“This could be the best day of my life,” shouted one of the Youth Wing – the gaggle of young, loud and well oiled supporters who have been a welcome presence on the terraces in recent times. Bless him. He’s young. He knows not of the unbridled joy of beating your ten-year-old 453-34 at Scrabble (just me?). But Lewes away days definitely don’t come much better than this.
It didn’t get off to a great start. With only four minutes on the clock, barely enough time for Cynical Dave to roll his first rollie, we were 1-0 down. A long ball out left bypassed our entire defence, it was chopped across the box and Daniel Thompson was there to crack it past Carey. So far, so Hornchurch.
The deficit didn’t last long, though. Right-back Kenny Yao abandoned all sense of position and dribbled his way into the left-hand side of the area before having his feet swiped away. Joe Taylor – who was about as popular with the locals as a face mask at the Tory conference – slotted the resulting penalty and parity was restored. Briefly.
The new-look Rooks have an awful habit of giving away cheap free-kicks in dangerous areas, and it was one such incident which led to Sam Blackman putting Margate ahead in the 16th minute. The free-kick was whistled into the box and met by a Margate head, the ball skimming onto the post, falling to Sam Blackman for a tap-in.
At this point, knowing looks were being exchanged on the terraces. Teeth were being sucked. Online train timetables were being consulted. “If we walk quickly, we can make the 4:50 and be in the pub at 7.” Pessimism had an R rate of 4.5.
Yet, it didn’t infect the team. Razz De-Graft and Ollie Tanner were giving their full-backs a terrible time, running at them at every opportunity and creating chances. Lewes should definitely have gone in for their half-time talk with Tony with the scores level, only a brilliant save keeping out Razz’s deflected shot just before the break.
“If we could defend, we’d be dangerous,” some idiot muttered at half-time. That idiot was me.
The second half was nothing short of sensational. First, we have to talk about Taylor Maloney, the Non-League David Platt (Youth Wing, ask your dad). He has a ridiculous knack of arriving in the box at just the right time to slot chances. He’s a 5ft 4in opportunist.
He nabbed the equaliser nine minutes into the second half, getting on the end of a brilliant Razz cross to draw us level. Then he put us ahead four minutes later. Tom Carlse jinked his way down the left-hand flank, dinked a lovely ball into Maloney’s path, who cut inside and prodded it home. Delerium.

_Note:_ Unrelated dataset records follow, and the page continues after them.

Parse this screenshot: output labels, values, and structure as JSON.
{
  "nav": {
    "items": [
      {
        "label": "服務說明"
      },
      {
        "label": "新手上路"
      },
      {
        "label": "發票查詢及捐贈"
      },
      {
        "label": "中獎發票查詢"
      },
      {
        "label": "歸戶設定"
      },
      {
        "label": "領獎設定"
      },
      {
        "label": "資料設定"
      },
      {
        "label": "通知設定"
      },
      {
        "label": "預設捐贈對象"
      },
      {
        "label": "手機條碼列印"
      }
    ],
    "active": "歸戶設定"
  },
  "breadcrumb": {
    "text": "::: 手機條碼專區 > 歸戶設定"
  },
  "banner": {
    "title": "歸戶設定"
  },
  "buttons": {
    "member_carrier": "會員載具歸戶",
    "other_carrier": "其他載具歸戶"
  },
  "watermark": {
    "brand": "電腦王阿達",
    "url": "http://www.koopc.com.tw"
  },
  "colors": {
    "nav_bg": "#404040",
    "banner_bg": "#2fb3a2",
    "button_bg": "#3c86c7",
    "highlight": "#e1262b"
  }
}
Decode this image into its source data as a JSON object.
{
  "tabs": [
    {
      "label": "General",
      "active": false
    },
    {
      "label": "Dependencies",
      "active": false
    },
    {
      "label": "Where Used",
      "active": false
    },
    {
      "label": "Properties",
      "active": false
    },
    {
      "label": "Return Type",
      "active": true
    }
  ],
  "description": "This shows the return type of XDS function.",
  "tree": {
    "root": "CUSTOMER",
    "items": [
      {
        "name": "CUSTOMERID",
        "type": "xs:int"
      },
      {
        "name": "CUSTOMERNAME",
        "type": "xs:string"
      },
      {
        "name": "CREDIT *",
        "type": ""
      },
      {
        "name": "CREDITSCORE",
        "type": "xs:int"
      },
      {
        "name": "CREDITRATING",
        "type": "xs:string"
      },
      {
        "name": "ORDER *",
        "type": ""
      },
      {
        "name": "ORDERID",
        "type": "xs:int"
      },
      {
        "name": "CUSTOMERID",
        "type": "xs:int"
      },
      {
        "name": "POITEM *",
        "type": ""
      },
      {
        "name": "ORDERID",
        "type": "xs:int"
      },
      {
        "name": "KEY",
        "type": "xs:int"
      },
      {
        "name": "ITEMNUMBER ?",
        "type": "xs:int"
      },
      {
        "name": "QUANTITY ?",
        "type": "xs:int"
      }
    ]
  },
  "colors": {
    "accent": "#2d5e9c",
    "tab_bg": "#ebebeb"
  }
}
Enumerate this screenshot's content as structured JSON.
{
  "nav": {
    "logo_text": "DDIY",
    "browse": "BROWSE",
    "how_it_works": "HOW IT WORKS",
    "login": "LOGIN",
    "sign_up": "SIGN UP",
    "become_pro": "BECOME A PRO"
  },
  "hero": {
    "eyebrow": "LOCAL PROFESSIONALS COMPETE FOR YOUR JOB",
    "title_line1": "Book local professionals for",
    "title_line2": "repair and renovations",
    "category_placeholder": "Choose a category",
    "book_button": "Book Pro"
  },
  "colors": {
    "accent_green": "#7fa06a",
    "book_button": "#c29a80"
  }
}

At this point, Ollie Tanner says “hold my beer”. In the words of the Youth Wing, he’d absolutely rinsed his full-back, the young George Lamb, all afternoon. The closest Lamb had got to him all afternoon was when he hacked him down in the 42nd minute, taking a well-deserved booking. That gave Ollie even greater license to run at the poor little Lamb and, boy, did he take it. On the hour he danced past three defenders – including the hapless Lamb – before unleashing a Thunderbastard of a shot from a tight angle to make it 4-2.
Lamb was withdrawn five minutes later (insert your own ‘Lamb to the slaughter’ joke here) and immediately sent for counselling. I guarantee he woke up in a fever dream at 3am, seeing nothing but this…

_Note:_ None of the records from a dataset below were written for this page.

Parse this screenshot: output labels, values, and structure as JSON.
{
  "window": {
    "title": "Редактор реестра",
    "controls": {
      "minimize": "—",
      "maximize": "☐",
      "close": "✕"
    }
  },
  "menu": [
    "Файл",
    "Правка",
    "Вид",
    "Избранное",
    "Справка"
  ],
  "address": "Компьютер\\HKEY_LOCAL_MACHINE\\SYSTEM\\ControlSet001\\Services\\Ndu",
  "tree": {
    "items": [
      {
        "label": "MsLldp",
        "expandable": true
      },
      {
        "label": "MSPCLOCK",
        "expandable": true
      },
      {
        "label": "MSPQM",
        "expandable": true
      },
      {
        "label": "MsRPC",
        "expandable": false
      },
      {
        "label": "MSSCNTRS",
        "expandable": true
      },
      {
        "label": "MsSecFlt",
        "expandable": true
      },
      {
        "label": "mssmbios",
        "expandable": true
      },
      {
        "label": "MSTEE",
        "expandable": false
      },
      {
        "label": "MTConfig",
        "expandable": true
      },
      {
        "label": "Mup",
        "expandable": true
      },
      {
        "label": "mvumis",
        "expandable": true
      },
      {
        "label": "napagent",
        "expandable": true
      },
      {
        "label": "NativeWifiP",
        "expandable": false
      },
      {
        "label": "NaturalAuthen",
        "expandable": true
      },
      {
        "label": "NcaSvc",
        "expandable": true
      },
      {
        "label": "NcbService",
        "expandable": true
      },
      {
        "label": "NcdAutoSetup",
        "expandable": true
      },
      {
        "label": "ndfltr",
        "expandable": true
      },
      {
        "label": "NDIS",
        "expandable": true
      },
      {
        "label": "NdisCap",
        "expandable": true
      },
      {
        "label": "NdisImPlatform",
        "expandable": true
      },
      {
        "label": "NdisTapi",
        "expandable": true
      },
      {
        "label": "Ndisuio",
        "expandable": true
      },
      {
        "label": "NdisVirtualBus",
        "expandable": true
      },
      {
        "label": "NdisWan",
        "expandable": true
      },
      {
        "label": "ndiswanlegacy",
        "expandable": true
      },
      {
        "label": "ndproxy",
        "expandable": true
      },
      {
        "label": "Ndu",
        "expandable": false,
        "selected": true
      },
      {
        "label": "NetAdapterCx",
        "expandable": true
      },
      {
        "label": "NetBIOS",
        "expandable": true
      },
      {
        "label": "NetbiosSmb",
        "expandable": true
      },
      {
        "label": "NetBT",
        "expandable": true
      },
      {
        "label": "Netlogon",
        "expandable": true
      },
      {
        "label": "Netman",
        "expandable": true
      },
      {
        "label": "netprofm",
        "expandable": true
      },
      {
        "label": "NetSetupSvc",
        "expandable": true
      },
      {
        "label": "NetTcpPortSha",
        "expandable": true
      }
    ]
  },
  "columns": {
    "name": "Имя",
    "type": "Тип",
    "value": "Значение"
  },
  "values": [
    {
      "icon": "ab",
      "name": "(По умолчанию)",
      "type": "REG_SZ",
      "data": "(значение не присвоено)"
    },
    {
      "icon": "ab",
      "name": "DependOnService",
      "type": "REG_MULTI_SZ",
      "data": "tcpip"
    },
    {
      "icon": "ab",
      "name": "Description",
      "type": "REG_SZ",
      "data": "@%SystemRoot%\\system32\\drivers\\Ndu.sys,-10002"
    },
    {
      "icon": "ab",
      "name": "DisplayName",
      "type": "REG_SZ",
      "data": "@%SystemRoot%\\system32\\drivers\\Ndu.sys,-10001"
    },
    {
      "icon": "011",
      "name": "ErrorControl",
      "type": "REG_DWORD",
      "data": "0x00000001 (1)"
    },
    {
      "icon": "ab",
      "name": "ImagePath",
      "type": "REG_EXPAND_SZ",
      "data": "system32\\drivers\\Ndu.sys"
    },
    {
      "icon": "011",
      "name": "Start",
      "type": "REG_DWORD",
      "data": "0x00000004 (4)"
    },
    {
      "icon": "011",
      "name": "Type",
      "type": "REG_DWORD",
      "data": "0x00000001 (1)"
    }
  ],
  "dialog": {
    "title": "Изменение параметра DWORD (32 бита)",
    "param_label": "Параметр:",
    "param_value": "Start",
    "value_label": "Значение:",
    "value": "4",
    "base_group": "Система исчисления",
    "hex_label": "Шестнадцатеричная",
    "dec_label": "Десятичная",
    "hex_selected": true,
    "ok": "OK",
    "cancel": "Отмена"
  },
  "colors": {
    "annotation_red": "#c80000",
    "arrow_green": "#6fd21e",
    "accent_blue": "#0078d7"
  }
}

Lamb’s withdrawal simply gave Tanner another full-back to torment and he did so again in the 72nd minute. It was a similar, if slightly less spectacular effort. This time he only beat two men before shooting low to make it 5-2.
The veterans in the away end were in shock, ordering sweet teas and taxis. The Youth Wing, eight pints of craft ale each to the good, were still on top form.

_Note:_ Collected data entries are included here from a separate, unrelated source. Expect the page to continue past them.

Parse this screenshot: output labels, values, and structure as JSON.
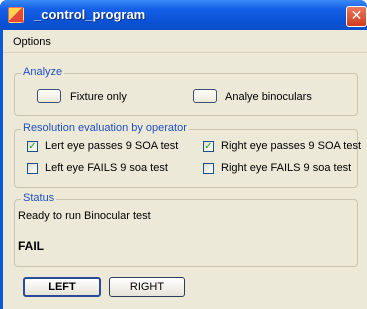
{
  "window": {
    "title": "_control_program"
  },
  "menu": {
    "options": "Options"
  },
  "analyze": {
    "legend": "Analyze",
    "fixture_only": "Fixture only",
    "analyze_binoculars": "Analye binoculars"
  },
  "resolution": {
    "legend": "Resolution evaluation by operator",
    "left_pass": {
      "label": "Lert eye passes 9 SOA test",
      "checked": true
    },
    "right_pass": {
      "label": "Right eye passes 9 SOA test",
      "checked": true
    },
    "left_fail": {
      "label": "Left eye FAILS 9 soa test",
      "checked": false
    },
    "right_fail": {
      "label": "Right eye FAILS 9 soa test",
      "checked": false
    }
  },
  "status": {
    "legend": "Status",
    "message": "Ready to run Binocular test",
    "result": "FAIL"
  },
  "buttons": {
    "left": "LEFT",
    "right": "RIGHT"
  },
  "icons": {
    "close": "close-icon",
    "app": "app-icon",
    "check": "check-icon"
  }
}
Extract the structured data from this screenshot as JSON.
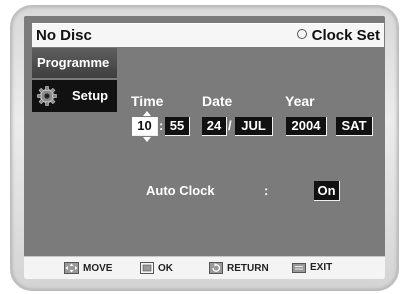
{
  "header": {
    "status": "No Disc",
    "page_title": "Clock Set"
  },
  "menu": {
    "items": [
      {
        "label": "Programme",
        "selected": false
      },
      {
        "label": "Setup",
        "selected": true,
        "icon": "gear-icon"
      }
    ]
  },
  "clock": {
    "time_label": "Time",
    "date_label": "Date",
    "year_label": "Year",
    "hour": "10",
    "minute": "55",
    "day": "24",
    "month": "JUL",
    "year": "2004",
    "weekday": "SAT",
    "time_separator": ":",
    "date_separator": "/"
  },
  "auto_clock": {
    "label": "Auto Clock",
    "separator": ":",
    "value": "On"
  },
  "footer": {
    "items": [
      {
        "label": "MOVE",
        "icon": "move-icon"
      },
      {
        "label": "OK",
        "icon": "ok-icon"
      },
      {
        "label": "RETURN",
        "icon": "return-icon"
      },
      {
        "label": "EXIT",
        "icon": "exit-icon"
      }
    ]
  },
  "colors": {
    "screen_bg": "#7b7b7b",
    "highlight": "#ffffff",
    "field_bg": "#111111"
  }
}
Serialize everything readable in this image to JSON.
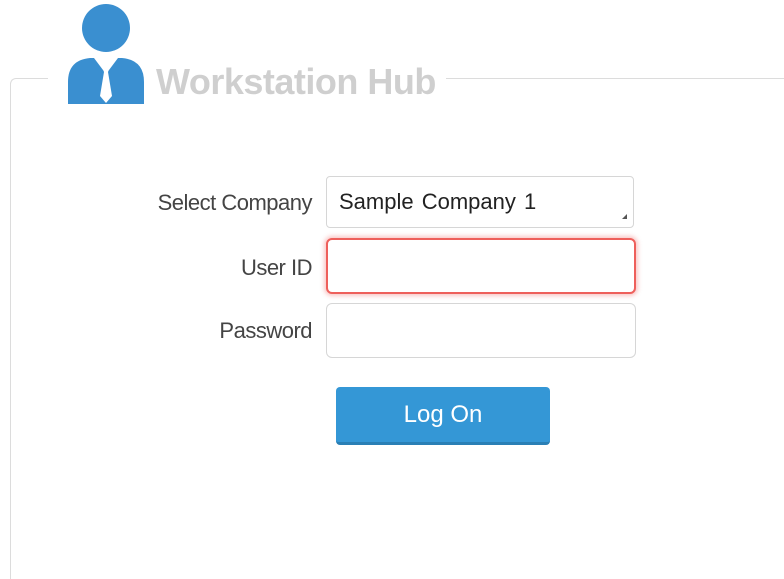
{
  "header": {
    "title": "Workstation Hub",
    "icon": "user-icon"
  },
  "form": {
    "company_label": "Select Company",
    "company_value": "Sample Company  1",
    "user_id_label": "User ID",
    "user_id_value": "",
    "password_label": "Password",
    "password_value": "",
    "logon_label": "Log On"
  },
  "colors": {
    "accent": "#3497d6",
    "error_border": "#ee5f5b",
    "title_gray": "#cfcfcf"
  }
}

Hilarious, but harsh on young Pat Ohman, who wasn’t really to fault for any of the goals and had made a few decent saves to just about keep the scores respectable.
Respect did go out of the window in the end, however, as Maloney completed his hat-trick in the 83rd minute, getting on the end of a another brilliant move and clipping his shot past Ohman for number six.
“Are we winning?” croaked one of the Youth Wing, who’d perhaps had a craft ale too many. Yes, mate. And some.
I’ve been coming to Lewes for well over a decade and have never seen a better half of football. It was ‘tell your grandkids’ stuff, and if this team can plug the holes at the back, there is nobody in this league who can lay a glove on them.
The management loved it, the players loved it, us old lags on the terrace loved it, and the Youth Wing? Well, they loved it more than all of us put together.

I’m not sure the Margate steward (far left) enjoyed it quite as much, mind. Look at his face. Just look at his face.